None of this is a knock on the card itself – for gaming I’d pick up an RTX 5080 without a second thought, and for rendering it’s genuinely excellent. It’s just that AI inference has different priorities, and on the metric that matters here (VRAM capacity), you’re paying flagship money for a card that runs fewer models than the one it nominally replaced. The only exception is if you’re certain you’ll never push past 34B at Q4 (needs ~20GB, so 16GB works at Q2) – the 5080 handles that adequately.

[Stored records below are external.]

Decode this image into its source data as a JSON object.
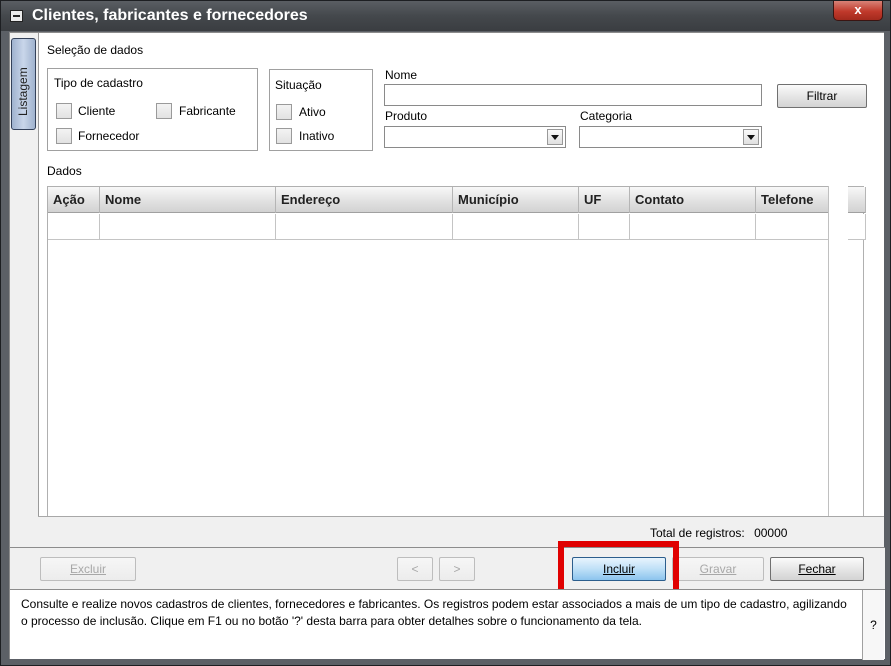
{
  "window": {
    "title": "Clientes, fabricantes e fornecedores",
    "close_label": "x"
  },
  "side_tab": {
    "label": "Listagem"
  },
  "selecao": {
    "title": "Seleção de dados",
    "tipo_cadastro": {
      "label": "Tipo de cadastro",
      "options": [
        "Cliente",
        "Fabricante",
        "Fornecedor"
      ]
    },
    "situacao": {
      "label": "Situação",
      "options": [
        "Ativo",
        "Inativo"
      ]
    },
    "nome": {
      "label": "Nome",
      "value": ""
    },
    "produto": {
      "label": "Produto",
      "value": ""
    },
    "categoria": {
      "label": "Categoria",
      "value": ""
    },
    "filtrar_label": "Filtrar"
  },
  "dados": {
    "title": "Dados",
    "columns": [
      "Ação",
      "Nome",
      "Endereço",
      "Município",
      "UF",
      "Contato",
      "Telefone"
    ],
    "total_label": "Total de registros:",
    "total_value": "00000"
  },
  "buttons": {
    "excluir": "Excluir",
    "prev": "<",
    "next": ">",
    "incluir": "Incluir",
    "gravar": "Gravar",
    "fechar": "Fechar"
  },
  "info": {
    "text": "Consulte e realize novos cadastros de clientes, fornecedores e fabricantes. Os registros podem estar associados a mais de um tipo de cadastro, agilizando o processo de inclusão. Clique em F1 ou no botão '?' desta barra para obter detalhes sobre o funcionamento da tela.",
    "help_label": "?"
  },
  "colors": {
    "title_bar": "#44484c",
    "highlight": "#e00000",
    "close_button": "#c0392b",
    "primary_button": "#3b8fd6"
  }
}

That’s a narrow carve-out though, and most people I know who started with “I’ll only ever need 34B” found themselves wanting more within six months.
Comparison Table
| Machine | GPU | VRAM | Price | Market | Best For |
|---|---|---|---|---|---|
| Stormforce Onyx Intel Custom | RTX 4060 8GB | 8GB | £658.99 | UK | First experiments, 7B models |
| Stormforce Crystal AMD Custom | RTX 4060 8GB | 8GB | £1,154.99 | UK | 7B models, better platform |
| Stormforce Prism Intel Custom | RTX 5070 12GB | 12GB | £2,014.99 | UK | 13B models, LoRA fine-tuning |
| Corsair VENGEANCE a7500 | RTX 5070 | 12GB | $2,599.99 | US | 13B models (out of stock) |
| Corsair VENGEANCE i7500 | RTX 4080 Super | 16GB | $3,199.99 | US | 34B models, partial 70B |
| Corsair VENGEANCE i8200 | RTX 4090 24GB | 24GB | $4,799.99 | US | 70B models, fine-tuning |
| Stormforce Midnight Xtreme BF | RTX 5090 32GB | 32GB | £4,599.99 | UK | 70B+ models, maximum capability |
| Corsair VENGEANCE i8300 | RTX 5090 32GB | 32GB | $7,499.99 | US | 70B+ models (back order) |
UK prices include VAT. US prices are USD before import/tax.
My Pick
For UK buyers serious about local AI: Stormforce Midnight Xtreme Intel BF at £4,599.99.
I’ve been watching the UK pre-built market for a while and this is genuinely the only RTX 5090 system I’ve seen at a price that doesn’t feel ridiculous. The 32GB VRAM means you won’t be model-constrained for a long time, and the £1,000 off the original £5,599.99 makes it genuinely good value at this tier.
If £4,600 is too much, the Stormforce Prism Intel Custom at £2,014.99 is the sensible step down. The RTX 5070’s 12GB is a real limitation for 70B models, but for developers working primarily with 7B-34B it’s adequate – and the 64GB DDR5 is considerably more generous than most builds at this price.
Skip the RTX 5080 machines unless you’ve got a very specific use case that puts 34B as a hard ceiling. At the price points they sit at, you’re paying more for a card that does less of what matters for local AI – and that’s a strange position for a newer, ostensibly better GPU to be in. The VRAM number is what determines your model ceiling, not the generation stamp, and on that metric the 5080 loses to the 4090 at comparable prices.
Prices checked February 2026. Stock moves quickly – Stormforce Midnight Xtreme is Built to Order, so ring and check lead times before you commit.